I did the burnout. I thought to myself losing Ashley was probably the most pressure I’d face in my life. I had already had so many black eyes, what would another one be.

We both smoked the tires and I ended up pedaling better.

I just drove and never looked back. And I won. I finally won one and I got to the finish line and waited for Steve Evans to come over to interview me.

There’s no Steve Evans, no TNN and no television. In fact, I look over and all that waiting for me are two of those Canadians in those thongs holding a fire extinguisher.

I went back to Coil and started singing that song, “Is that all there is?”

I think what I had was post partum depression. It’s that thing where a woman wakes up and is depressed the day after having a baby and she doesn’t know why.

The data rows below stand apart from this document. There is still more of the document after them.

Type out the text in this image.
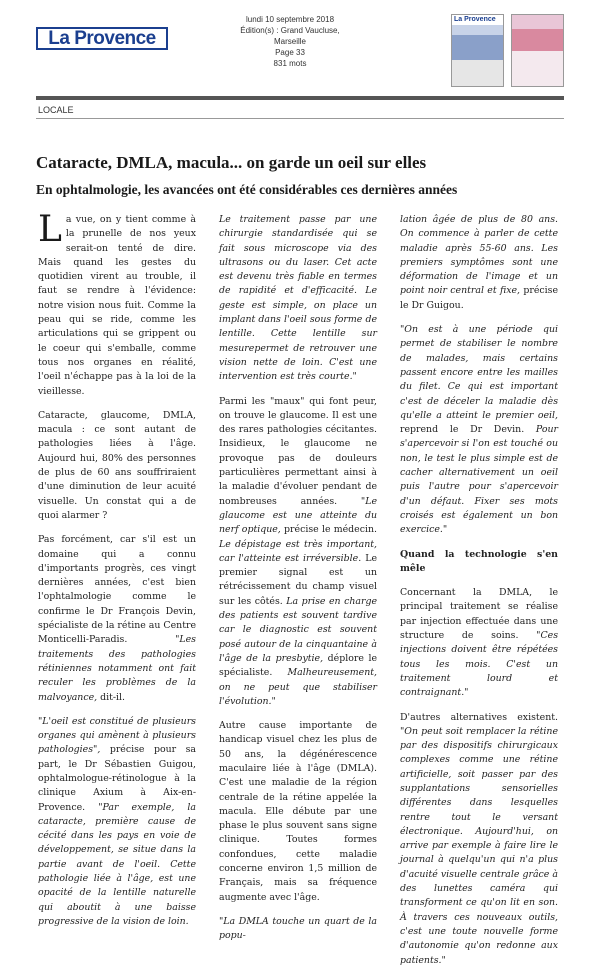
La Provence
lundi 10 septembre 2018
Édition(s) : Grand Vaucluse, Marseille
Page 33
831 mots
La Provence
LOCALE
Cataracte, DMLA, macula... on garde un oeil sur elles
En ophtalmologie, les avancées ont été considérables ces dernières années

La vue, on y tient comme à la prunelle de nos yeux serait-on tenté de dire. Mais quand les gestes du quotidien virent au trouble, il faut se rendre à l'évidence: notre vision nous fuit. Comme la peau qui se ride, comme les articulations qui se grippent ou le coeur qui s'emballe, comme tous nos organes en réalité, l'oeil n'échappe pas à la loi de la vieillesse.

Cataracte, glaucome, DMLA, macula : ce sont autant de pathologies liées à l'âge. Aujourd hui, 80% des personnes de plus de 60 ans souffriraient d'une diminution de leur acuité visuelle. Un constat qui a de quoi alarmer ?

Pas forcément, car s'il est un domaine qui a connu d'importants progrès, ces vingt dernières années, c'est bien l'ophtalmologie comme le confirme le Dr François Devin, spécialiste de la rétine au Centre Monticelli-Paradis.	"Les traitements des pathologies rétiniennes notamment ont fait reculer les problèmes de la malvoyance, dit-il.

"L'oeil est constitué de plusieurs organes qui amènent à plusieurs pathologies", précise pour sa part, le Dr Sébastien Guigou, ophtalmologue-rétinologue à la clinique Axium à Aix-en-Provence. "Par exemple, la cataracte, première cause de cécité dans les pays en voie de développement, se situe dans la partie avant de l'oeil. Cette pathologie liée à l'âge, est une opacité de la lentille naturelle qui aboutit à une baisse progressive de la vision de loin.

Le traitement passe par une chirurgie standardisée qui se fait sous microscope via des ultrasons ou du laser. Cet acte est devenu très fiable en termes de rapidité et d'efficacité. Le geste est simple, on place un implant dans l'oeil sous forme de lentille. Cette lentille sur mesurepermet de retrouver une vision nette de loin. C'est une intervention est très courte."

Parmi les "maux" qui font peur, on trouve le glaucome. Il est une des rares pathologies cécitantes. Insidieux, le glaucome ne provoque pas de douleurs particulières permettant ainsi à la maladie d'évoluer pendant de nombreuses années.	"Le glaucome est une atteinte du nerf optique, précise le médecin. Le dépistage est très important, car l'atteinte est irréversible. Le premier signal est un rétrécissement du champ visuel sur les côtés. La prise en charge des patients est souvent tardive car le diagnostic est souvent posé autour de la cinquantaine à l'âge de la presbytie, déplore le spécialiste. Malheureusement, on ne peut que stabiliser l'évolution."

Autre cause importante de handicap visuel chez les plus de 50 ans, la dégénérescence maculaire liée à l'âge (DMLA). C'est une maladie de la région centrale de la rétine appelée la macula. Elle débute par une phase le plus souvent sans signe clinique. Toutes formes confondues, cette maladie concerne environ 1,5 million de Français, mais sa fréquence augmente avec l'âge.

"La DMLA touche un quart de la popu-

lation âgée de plus de 80 ans. On commence à parler de cette maladie après 55-60 ans. Les premiers symptômes sont une déformation de l'image et un point noir central et fixe, précise le Dr Guigou.

"On est à une période qui permet de stabiliser le nombre de malades, mais certains passent encore entre les mailles du filet. Ce qui est important c'est de déceler la maladie dès qu'elle a atteint le premier oeil, reprend le Dr Devin. Pour s'apercevoir si l'on est touché ou non, le test le plus simple est de cacher alternativement un oeil puis l'autre pour s'apercevoir d'un défaut. Fixer ses mots croisés est également un bon exercice."

Quand la technologie s'en mêle

Concernant la DMLA, le principal traitement se réalise par injection effectuée dans une structure de soins. "Ces injections doivent être répétées tous les mois. C'est un traitement lourd et contraignant."

D'autres alternatives existent. "On peut soit remplacer la rétine par des dispositifs chirurgicaux complexes comme une rétine artificielle, soit passer par des supplantations sensorielles différentes dans lesquelles rentre tout le versant électronique. Aujourd'hui, on arrive par exemple à faire lire le journal à quelqu'un qui n'a plus d'acuité visuelle centrale grâce à des lunettes caméra qui transforment ce qu'on lit en son. À travers ces nouveaux outils, c'est une toute nouvelle forme d'autonomie qu'on redonne aux patients."
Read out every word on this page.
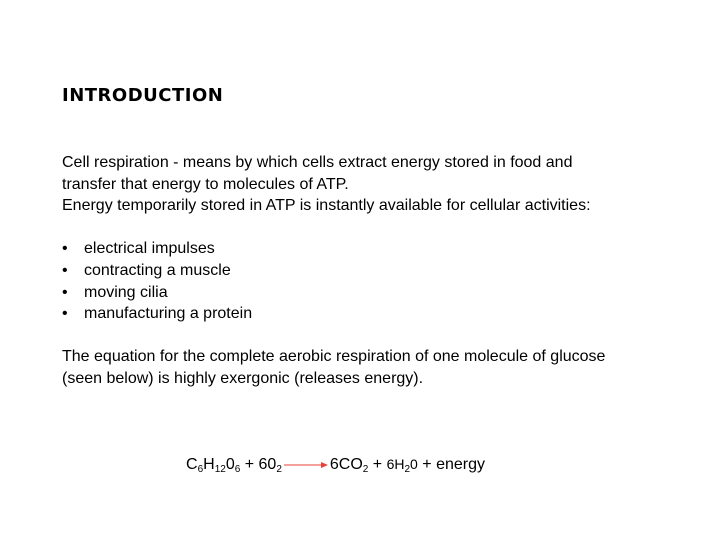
introduction

Cell respiration - means by which cells extract energy stored in food and transfer that energy to molecules of ATP.

Energy temporarily stored in ATP is instantly available for cellular activities:

• electrical impulses
• contracting a muscle
• moving cilia
• manufacturing a protein

The equation for the complete aerobic respiration of one molecule of glucose (seen below) is highly exergonic (releases energy).

$C_6H_{12}0_6 + 60_2 \to 6CO_2 + 6H_20$ + energy
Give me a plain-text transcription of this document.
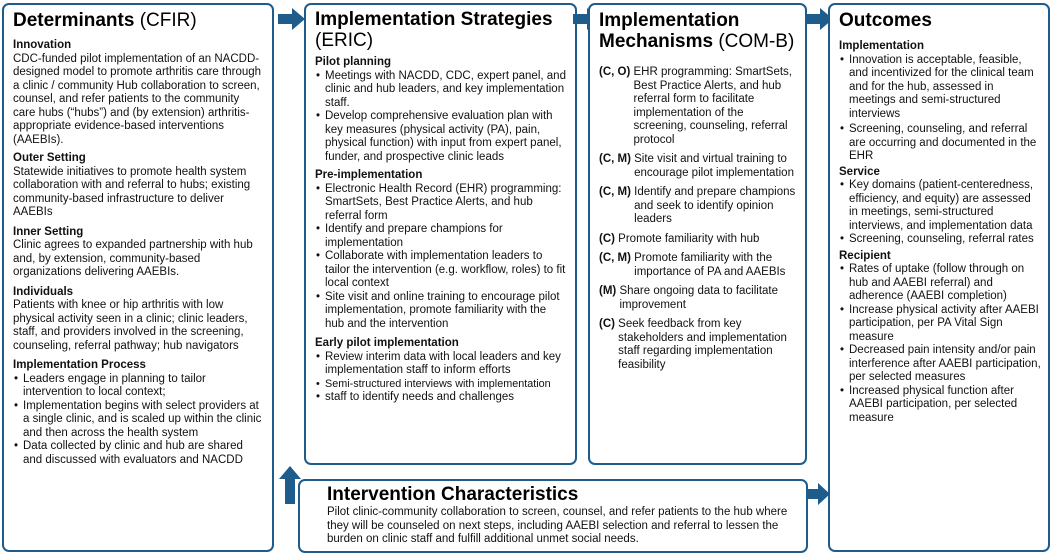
Determinants (CFIR)
Innovation
CDC-funded pilot implementation of an NACDD-designed model to promote arthritis care through a clinic / community Hub collaboration to screen, counsel, and refer patients to the community care hubs (“hubs”) and (by extension) arthritis-appropriate evidence-based interventions (AAEBIs).
Outer Setting
Statewide initiatives to promote health system collaboration with and referral to hubs; existing community-based infrastructure to deliver AAEBIs
Inner Setting
Clinic agrees to expanded partnership with hub and, by extension, community-based organizations delivering AAEBIs.
Individuals
Patients with knee or hip arthritis with low physical activity seen in a clinic; clinic leaders, staff, and providers involved in the screening, counseling, referral pathway; hub navigators
Implementation Process
• Leaders engage in planning to tailor intervention to local context;
• Implementation begins with select providers at a single clinic, and is scaled up within the clinic and then across the health system
• Data collected by clinic and hub are shared and discussed with evaluators and NACDD
Implementation Strategies
(ERIC)
Pilot planning
• Meetings with NACDD, CDC, expert panel, and clinic and hub leaders, and key implementation staff.
• Develop comprehensive evaluation plan with key measures (physical activity (PA), pain, physical function) with input from expert panel, funder, and prospective clinic leads
Pre-implementation
• Electronic Health Record (EHR) programming: SmartSets, Best Practice Alerts, and hub referral form
• Identify and prepare champions for implementation
• Collaborate with implementation leaders to tailor the intervention (e.g. workflow, roles) to fit local context
• Site visit and online training to encourage pilot implementation, promote familiarity with the hub and the intervention
Early pilot implementation
• Review interim data with local leaders and key implementation staff to inform efforts
• Semi-structured interviews with implementation
• staff to identify needs and challenges
Implementation
Mechanisms (COM-B)
(C, O)
EHR programming: SmartSets, Best Practice Alerts, and hub referral form to facilitate implementation of the screening, counseling, referral protocol
(C, M)
Site visit and virtual training to encourage pilot implementation
(C, M)
Identify and prepare champions and seek to identify opinion leaders
(C)
Promote familiarity with hub
(C, M)
Promote familiarity with the importance of PA and AAEBIs
(M)
Share ongoing data to facilitate improvement
(C)
Seek feedback from key stakeholders and implementation staff regarding implementation feasibility
Outcomes
Implementation
• Innovation is acceptable, feasible, and incentivized for the clinical team and for the hub, assessed in meetings and semi-structured interviews
• Screening, counseling, and referral are occurring and documented in the EHR
Service
• Key domains (patient-centeredness, efficiency, and equity) are assessed in meetings, semi-structured interviews, and implementation data
• Screening, counseling, referral rates
Recipient
• Rates of uptake (follow through on hub and AAEBI referral) and adherence (AAEBI completion)
• Increase physical activity after AAEBI participation, per PA Vital Sign measure
• Decreased pain intensity and/or pain interference after AAEBI participation, per selected measures
• Increased physical function after AAEBI participation, per selected measure
Intervention Characteristics
Pilot clinic-community collaboration to screen, counsel, and refer patients to the hub where they will be counseled on next steps, including AAEBI selection and referral to lessen the burden on clinic staff and fulfill additional unmet social needs.
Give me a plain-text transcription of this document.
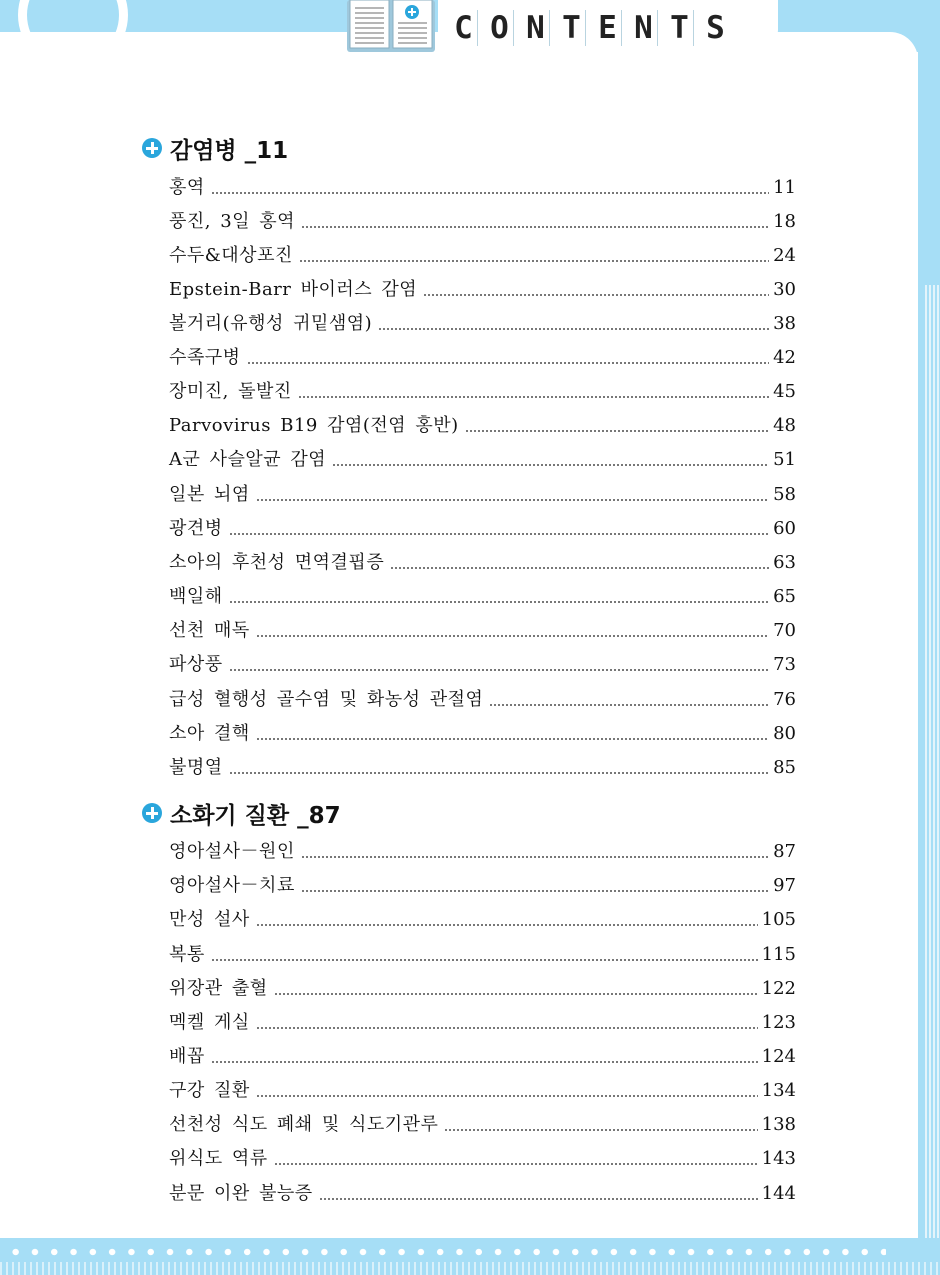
C O N T E N T S
감염병 _11
홍역	11
풍진, 3일 홍역	18
수두&대상포진	24
Epstein-Barr 바이러스 감염	30
볼거리(유행성 귀밑샘염)	38
수족구병	42
장미진, 돌발진	45
Parvovirus B19 감염(전염 홍반)	48
A군 사슬알균 감염	51
일본 뇌염	58
광견병	60
소아의 후천성 면역결핍증	63
백일해	65
선천 매독	70
파상풍	73
급성 혈행성 골수염 및 화농성 관절염	76
소아 결핵	80
불명열	85
소화기 질환 _87
영아설사－원인	87
영아설사－치료	97
만성 설사	105
복통	115
위장관 출혈	122
멕켈 게실	123
배꼽	124
구강 질환	134
선천성 식도 폐쇄 및 식도기관루	138
위식도 역류	143
분문 이완 불능증	144
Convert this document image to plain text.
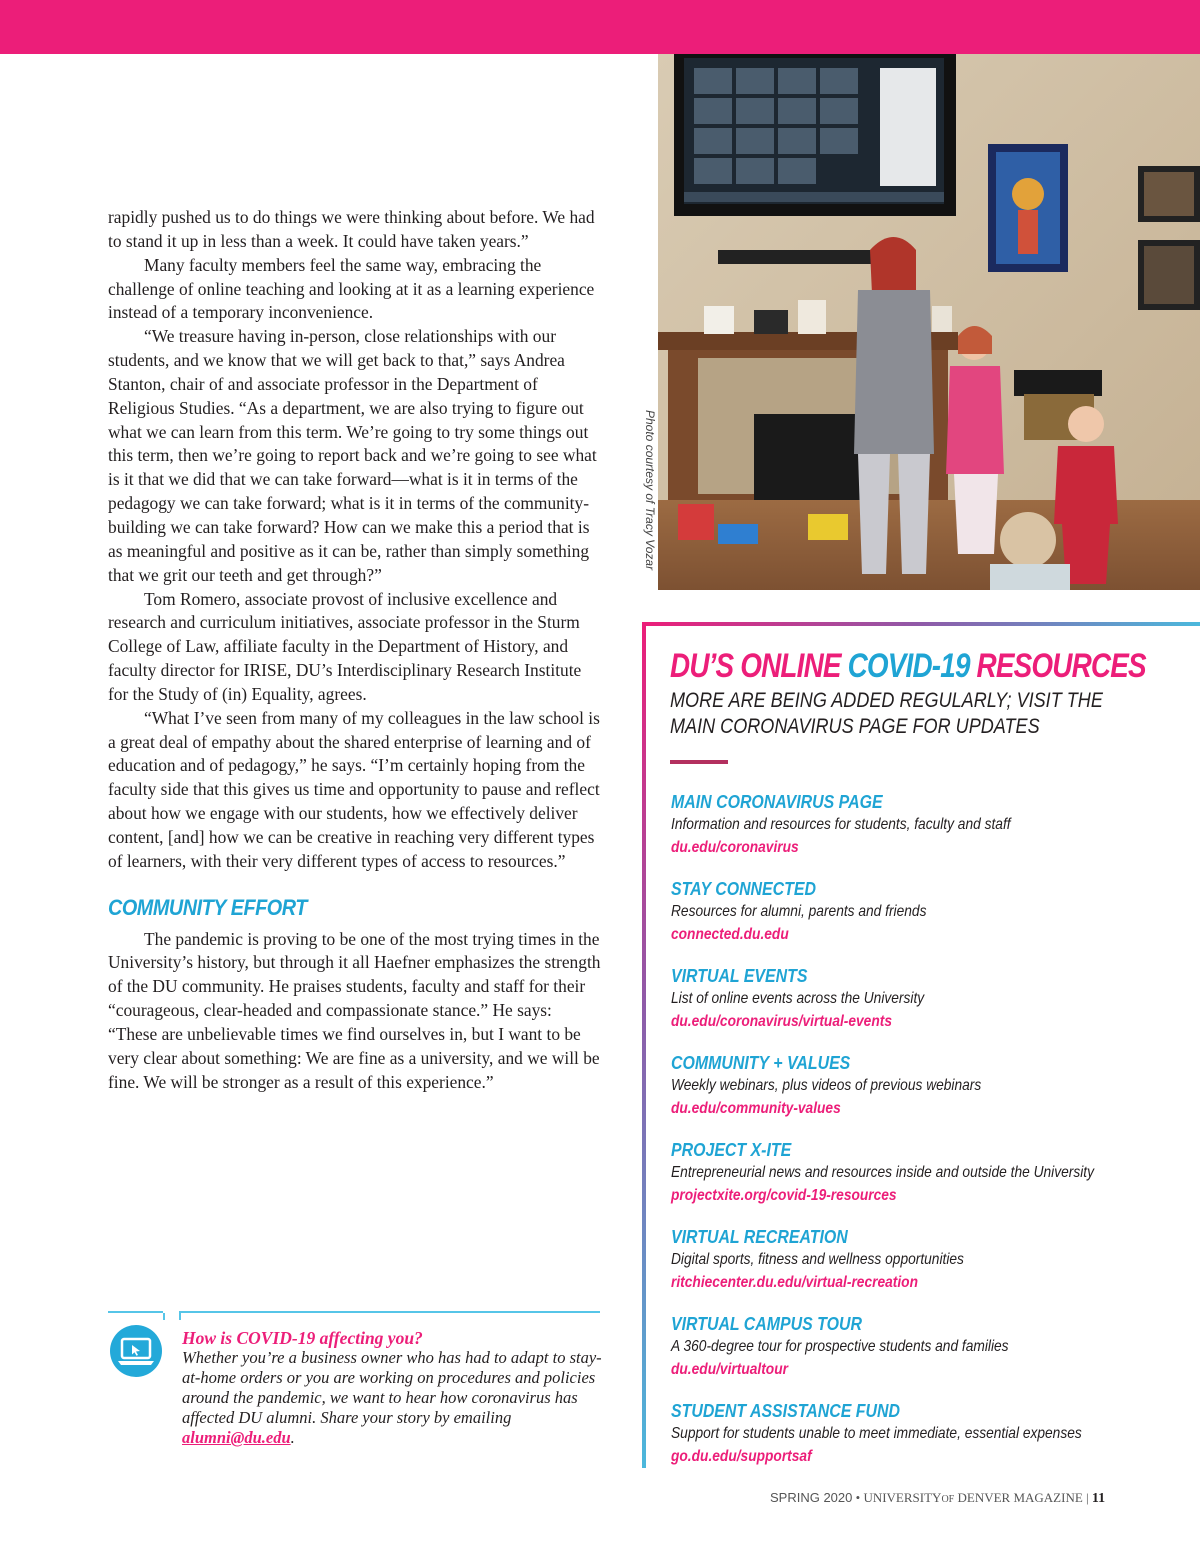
rapidly pushed us to do things we were thinking about before. We had to stand it up in less than a week. It could have taken years.”

Many faculty members feel the same way, embracing the challenge of online teaching and looking at it as a learning experience instead of a temporary inconvenience.

“We treasure having in-person, close relationships with our students, and we know that we will get back to that,” says Andrea Stanton, chair of and associate professor in the Department of Religious Studies. “As a department, we are also trying to figure out what we can learn from this term. We’re going to try some things out this term, then we’re going to report back and we’re going to see what is it that we did that we can take forward—what is it in terms of the pedagogy we can take forward; what is it in terms of the community-building we can take forward? How can we make this a period that is as meaningful and positive as it can be, rather than simply something that we grit our teeth and get through?”

Tom Romero, associate provost of inclusive excellence and research and curriculum initiatives, associate professor in the Sturm College of Law, affiliate faculty in the Department of History, and faculty director for IRISE, DU’s Interdisciplinary Research Institute for the Study of (in) Equality, agrees.

“What I’ve seen from many of my colleagues in the law school is a great deal of empathy about the shared enterprise of learning and of education and of pedagogy,” he says. “I’m certainly hoping from the faculty side that this gives us time and opportunity to pause and reflect about how we engage with our students, how we effectively deliver content, [and] how we can be creative in reaching very different types of learners, with their very different types of access to resources.”

COMMUNITY EFFORT

The pandemic is proving to be one of the most trying times in the University’s history, but through it all Haefner emphasizes the strength of the DU community. He praises students, faculty and staff for their “courageous, clear-headed and compassionate stance.” He says: “These are unbelievable times we find ourselves in, but I want to be very clear about something: We are fine as a university, and we will be fine. We will be stronger as a result of this experience.”

How is COVID-19 affecting you?
Whether you’re a business owner who has had to adapt to stay-at-home orders or you are working on procedures and policies around the pandemic, we want to hear how coronavirus has affected DU alumni. Share your story by emailing alumni@du.edu.
Photo courtesy of Tracy Vozar
DU’S ONLINE COVID-19 RESOURCES
MORE ARE BEING ADDED REGULARLY; VISIT THE
MAIN CORONAVIRUS PAGE FOR UPDATES
MAIN CORONAVIRUS PAGE
Information and resources for students, faculty and staff
du.edu/coronavirus
STAY CONNECTED
Resources for alumni, parents and friends
connected.du.edu
VIRTUAL EVENTS
List of online events across the University
du.edu/coronavirus/virtual-events
COMMUNITY + VALUES
Weekly webinars, plus videos of previous webinars
du.edu/community-values
PROJECT X-ITE
Entrepreneurial news and resources inside and outside the University
projectxite.org/covid-19-resources
VIRTUAL RECREATION
Digital sports, fitness and wellness opportunities
ritchiecenter.du.edu/virtual-recreation
VIRTUAL CAMPUS TOUR
A 360-degree tour for prospective students and families
du.edu/virtualtour
STUDENT ASSISTANCE FUND
Support for students unable to meet immediate, essential expenses
go.du.edu/supportsaf
SPRING 2020 • UNIVERSITYOF DENVER MAGAZINE | 11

I didn’t know what to do. I had it all. I had the win, the Wally and this big old check the bank wouldn’t even cash. Even the bank didn’t trust me back in the day.

I had borrowed money from Coil. I called home and told Laurie we won, I told Ashley we won and she had no clue what I was talking about.

Later on that night, we are all crammed in the room sleeping and I’m thinking.

You know what it’s like to lay in bed at night and you have that trophy in the bed with you? You’re singing, “I beat Ed McCulloch, I beat Ed McCulloch.”

Coil yells out, “Will you shut up so we can sleep.”

But then I remembered an hour or so earlier we went to dinner, we were sitting there sharing hamburgers. You know broke when you have to share a burger. We had pooled our cash together.

We’re at this restaurant and the waiter brings over a bottle of champagne.

I looked at him and said, “I didn’t order that and I can’t pay for it.”

It cost about $15 or $20.

He pointed to a table and said, “The lady at that table sent it to you.”

I looked across the restaurant and it was none other than Shirley Muldowney.

Imagine this. You’ve heard war stories of Shirley and I witnessed one in Salt Lake City when she went toe to toe with Garlits and this was a lady who was a fighter.

She was a world champion and took the time to acknowledge a total nobody like me.

I tried to explain to Ashley, “You know why I love racing so much?”

So now you see why I love these legends and never want to go up against them. They are what my dreams are all about.

At that time, that tough lady who would fight and say things to Garlits that you can’t print, showed me a soft side. A compassionate person sent over a bottle of champagne to a “nobody” like me.

Why did she do it? She remembered that moment of her first win.

She gave me that as a means of saying, you’re poor, you’re broke and you’re pathetic but here’s a bottle of champagne to drink because today you’re a winner.

There are legends and there are heroes, she is both to me.